Allergic Cascade (cont.)
In this Article
- The allergic cascade facts
- Who are the "players" in the allergic cascade?
- What about a more detailed look at the "players?"
- What are cytokines?
- What is the "early phase" of an allergic reaction?
- What is the "late phase" of an allergic reaction?
- What are the consequences of the allergic cascade?
- How does understanding the allergic cascade help?
What are the consequences of the allergic cascade?
Now that we understand how the allergic reaction develops, let's review the various changes that occur in the body as a result of these early and late phase reactions. When histamine is injected into the skin, a technique used in diagnosing allergies, a reaction that can mimic an allergic reaction occurs. The histamine injection prompts the development of a pale, central swollen area that is caused by fluid leaking out of local blood vessels into the adjacent tissues.
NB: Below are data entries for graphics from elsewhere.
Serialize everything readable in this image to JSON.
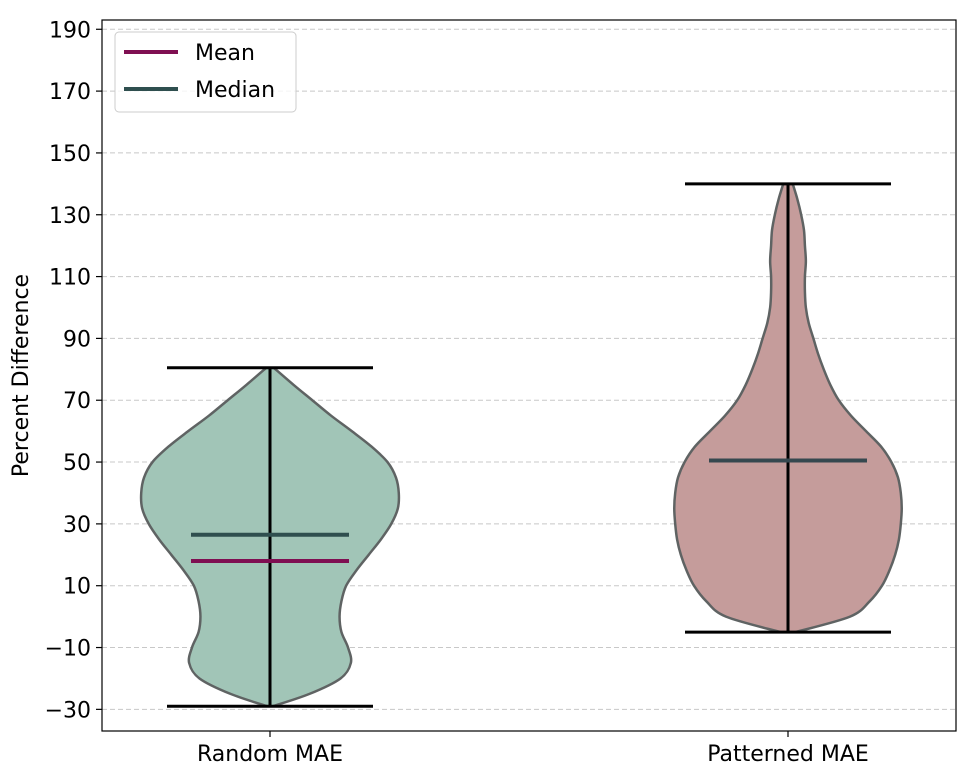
{
  "chart_data": {
    "type": "violin",
    "categories": [
      "Random MAE",
      "Patterned MAE"
    ],
    "ylabel": "Percent Difference",
    "xlabel": "",
    "title": "",
    "ylim": [
      -37,
      193
    ],
    "yticks": [
      -30,
      -10,
      10,
      30,
      50,
      70,
      90,
      110,
      130,
      150,
      170,
      190
    ],
    "ytick_labels": [
      "−30",
      "−10",
      "10",
      "30",
      "50",
      "70",
      "90",
      "110",
      "130",
      "150",
      "170",
      "190"
    ],
    "grid": "y-dashed",
    "legend": {
      "placement": "top-left",
      "entries": [
        {
          "label": "Mean",
          "color": "#7f0f52"
        },
        {
          "label": "Median",
          "color": "#2f4f4f"
        }
      ]
    },
    "violins": [
      {
        "name": "Random MAE",
        "fill": "#a1c5b7",
        "min": -29,
        "max": 80.5,
        "mean": 18,
        "median": 26.5,
        "profile": [
          [
            -29,
            0.03
          ],
          [
            -25,
            0.42
          ],
          [
            -20,
            0.75
          ],
          [
            -15,
            0.86
          ],
          [
            -10,
            0.83
          ],
          [
            -5,
            0.76
          ],
          [
            0,
            0.74
          ],
          [
            5,
            0.76
          ],
          [
            10,
            0.81
          ],
          [
            15,
            0.92
          ],
          [
            20,
            1.05
          ],
          [
            25,
            1.18
          ],
          [
            30,
            1.29
          ],
          [
            35,
            1.36
          ],
          [
            40,
            1.37
          ],
          [
            45,
            1.34
          ],
          [
            50,
            1.25
          ],
          [
            55,
            1.08
          ],
          [
            60,
            0.87
          ],
          [
            65,
            0.65
          ],
          [
            70,
            0.45
          ],
          [
            75,
            0.25
          ],
          [
            80.5,
            0.04
          ]
        ]
      },
      {
        "name": "Patterned MAE",
        "fill": "#c59c9b",
        "min": -5,
        "max": 140,
        "mean": 50.5,
        "median": 50.5,
        "profile": [
          [
            -5,
            0.08
          ],
          [
            0,
            0.66
          ],
          [
            5,
            0.87
          ],
          [
            10,
            1.0
          ],
          [
            15,
            1.08
          ],
          [
            20,
            1.14
          ],
          [
            25,
            1.18
          ],
          [
            30,
            1.2
          ],
          [
            35,
            1.21
          ],
          [
            40,
            1.2
          ],
          [
            45,
            1.17
          ],
          [
            50,
            1.1
          ],
          [
            55,
            0.99
          ],
          [
            60,
            0.83
          ],
          [
            65,
            0.67
          ],
          [
            70,
            0.54
          ],
          [
            75,
            0.45
          ],
          [
            80,
            0.38
          ],
          [
            85,
            0.32
          ],
          [
            90,
            0.27
          ],
          [
            95,
            0.22
          ],
          [
            100,
            0.19
          ],
          [
            105,
            0.18
          ],
          [
            110,
            0.18
          ],
          [
            115,
            0.19
          ],
          [
            120,
            0.18
          ],
          [
            125,
            0.17
          ],
          [
            130,
            0.14
          ],
          [
            135,
            0.1
          ],
          [
            140,
            0.05
          ]
        ]
      }
    ]
  }
}
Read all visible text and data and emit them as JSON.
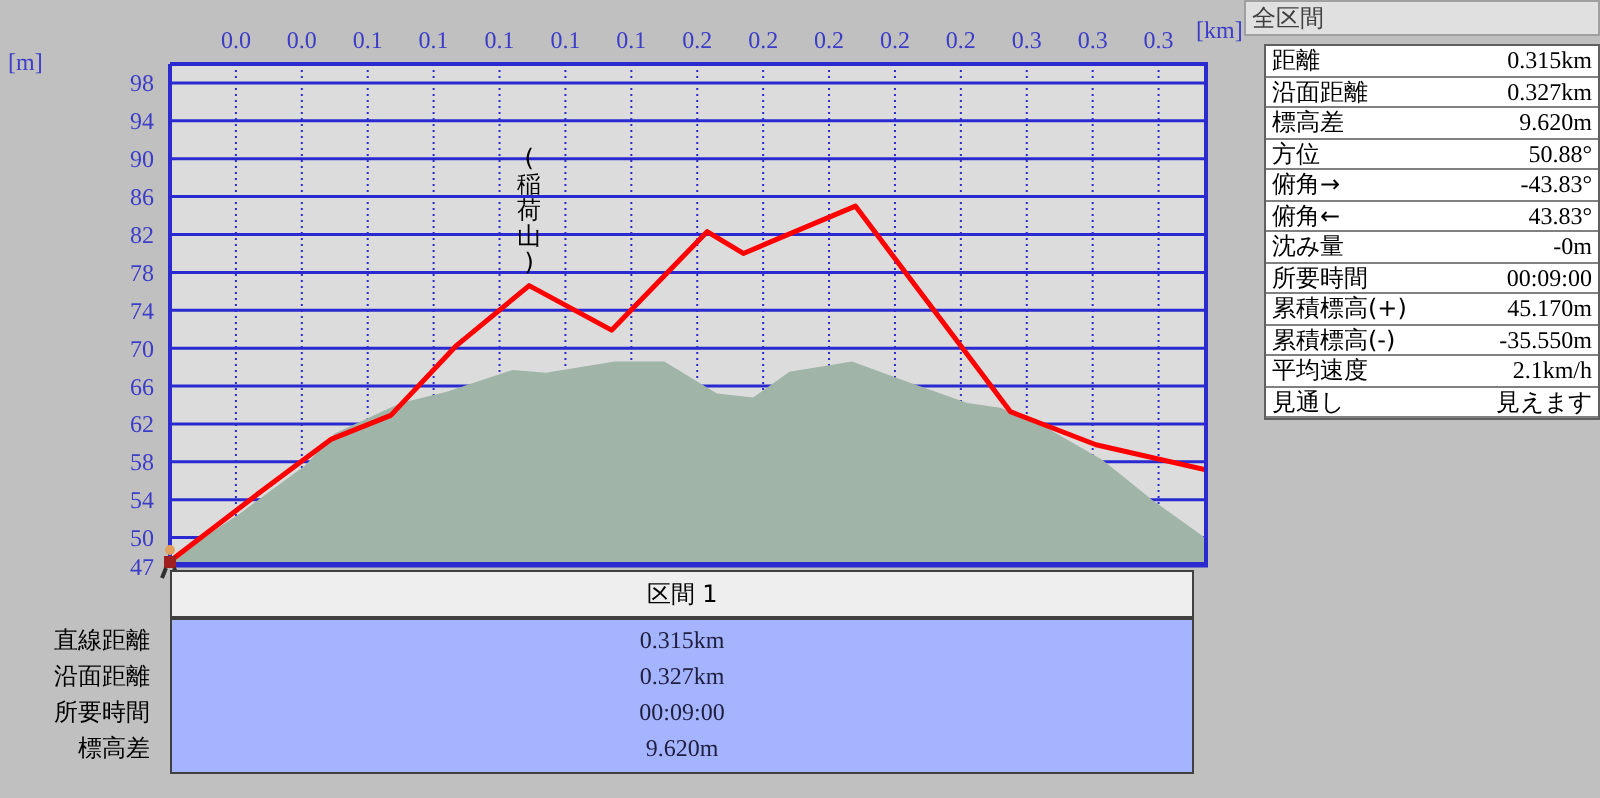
{
  "chart_data": [
    {
      "type": "line",
      "xlabel": "[km]",
      "ylabel": "[m]",
      "xlim": [
        0,
        0.315
      ],
      "ylim": [
        47,
        100
      ],
      "xticks": [
        {
          "value": 0.02,
          "label": "0.0"
        },
        {
          "value": 0.04,
          "label": "0.0"
        },
        {
          "value": 0.06,
          "label": "0.1"
        },
        {
          "value": 0.08,
          "label": "0.1"
        },
        {
          "value": 0.1,
          "label": "0.1"
        },
        {
          "value": 0.12,
          "label": "0.1"
        },
        {
          "value": 0.14,
          "label": "0.1"
        },
        {
          "value": 0.16,
          "label": "0.2"
        },
        {
          "value": 0.18,
          "label": "0.2"
        },
        {
          "value": 0.2,
          "label": "0.2"
        },
        {
          "value": 0.22,
          "label": "0.2"
        },
        {
          "value": 0.24,
          "label": "0.2"
        },
        {
          "value": 0.26,
          "label": "0.3"
        },
        {
          "value": 0.28,
          "label": "0.3"
        },
        {
          "value": 0.3,
          "label": "0.3"
        }
      ],
      "yticks": [
        47,
        50,
        54,
        58,
        62,
        66,
        70,
        74,
        78,
        82,
        86,
        90,
        94,
        98
      ],
      "grid": true,
      "marker": "none",
      "series": [
        {
          "type": "area",
          "color": "#a0b4a8",
          "x": [
            0.001,
            0.021,
            0.041,
            0.05,
            0.07,
            0.084,
            0.104,
            0.114,
            0.135,
            0.15,
            0.166,
            0.177,
            0.188,
            0.207,
            0.225,
            0.242,
            0.252,
            0.264,
            0.283,
            0.298,
            0.314
          ],
          "values": [
            47.9,
            52.5,
            57.6,
            61.0,
            64.2,
            65.4,
            67.7,
            67.4,
            68.6,
            68.6,
            65.2,
            64.8,
            67.5,
            68.6,
            66.3,
            64.2,
            63.7,
            62.0,
            58.2,
            54.0,
            50.0
          ]
        },
        {
          "type": "line",
          "color": "#ff0000",
          "x": [
            0,
            0.027,
            0.049,
            0.067,
            0.087,
            0.109,
            0.134,
            0.163,
            0.174,
            0.208,
            0.255,
            0.281,
            0.315
          ],
          "values": [
            47.5,
            54.7,
            60.4,
            62.9,
            70.3,
            76.6,
            71.9,
            82.3,
            80.0,
            85.0,
            63.3,
            59.8,
            57.1
          ]
        }
      ],
      "annotations": [
        {
          "text": "(稲荷山)",
          "x": 0.109,
          "y": 76.6
        }
      ]
    },
    {
      "type": "other",
      "title": "区間 1",
      "annotations": [
        "直線距離",
        "0.315km",
        "沿面距離",
        "0.327km",
        "所要時間",
        "00:09:00",
        "標高差",
        "9.620m"
      ]
    },
    {
      "type": "other",
      "title": "全区間",
      "annotations": [
        "距離",
        "0.315km",
        "沿面距離",
        "0.327km",
        "標高差",
        "9.620m",
        "方位",
        "50.88°",
        "俯角→",
        "-43.83°",
        "俯角←",
        "43.83°",
        "沈み量",
        "-0m",
        "所要時間",
        "00:09:00",
        "累積標高(+)",
        "45.170m",
        "累積標高(-)",
        "-35.550m",
        "平均速度",
        "2.1km/h",
        "見通し",
        "見えます"
      ]
    }
  ]
}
This localized reaction is called a "wheal." A red "flare," which sometimes has a warm feeling due to inflammation, surrounds this "wheal." Itching occurs because histamine irritates the nerve endings in the skin.
This early or immediate response peaks at about 15 minutes and fades within 90 minutes. Sometimes, the immediate effects are followed by a late phase reaction that occurs about 4 to 6 hours later and can last up to a day.
Allergens, such as ragweed pollen, react with the tissues lining the inner surfaces (membranes) of the nose and eyes, thereby stimulating mast cells to release chemical mediators, including histamine. The chemical mediators cause a leakage of fluid and the production of mucous, causing a runny nose, itching, and sneezing. The late reaction also causes the tissues to swell and the nose to become congested.
In the lungs, exposure to inhaled allergens causes wheezing, shortness of breath, and coughing within seconds or minutes. These symptoms tend to subside after about an hour. However, after about 4 hours, the late phase reaction can cause a worsening of shortness of breath, wheezing, and coughing. This phase can last for up to 24 hours. The late phase reaction involves an influx of a variety of inflammatory cells to the affected area (eosinophils, neutrophils, lymphocytes, and mast cells) and, if repeated inhalations of allergens cause recurrent reactions, reactions may merge into each other leading to chronic or persistent allergic asthma.
Lastly, allergens can be absorbed into the bloodstream and travel to many sites (including the nose, lungs, throat, skin, and digestive tract), causing multiple symptoms that are typical of a severe allergic reaction (anaphylaxis). Blood vessel dilation may occur throughout the body causing a drop in blood pressure and shock. Although rare, this type of anaphylactic reaction can be caused by medications, insect venoms, and foods.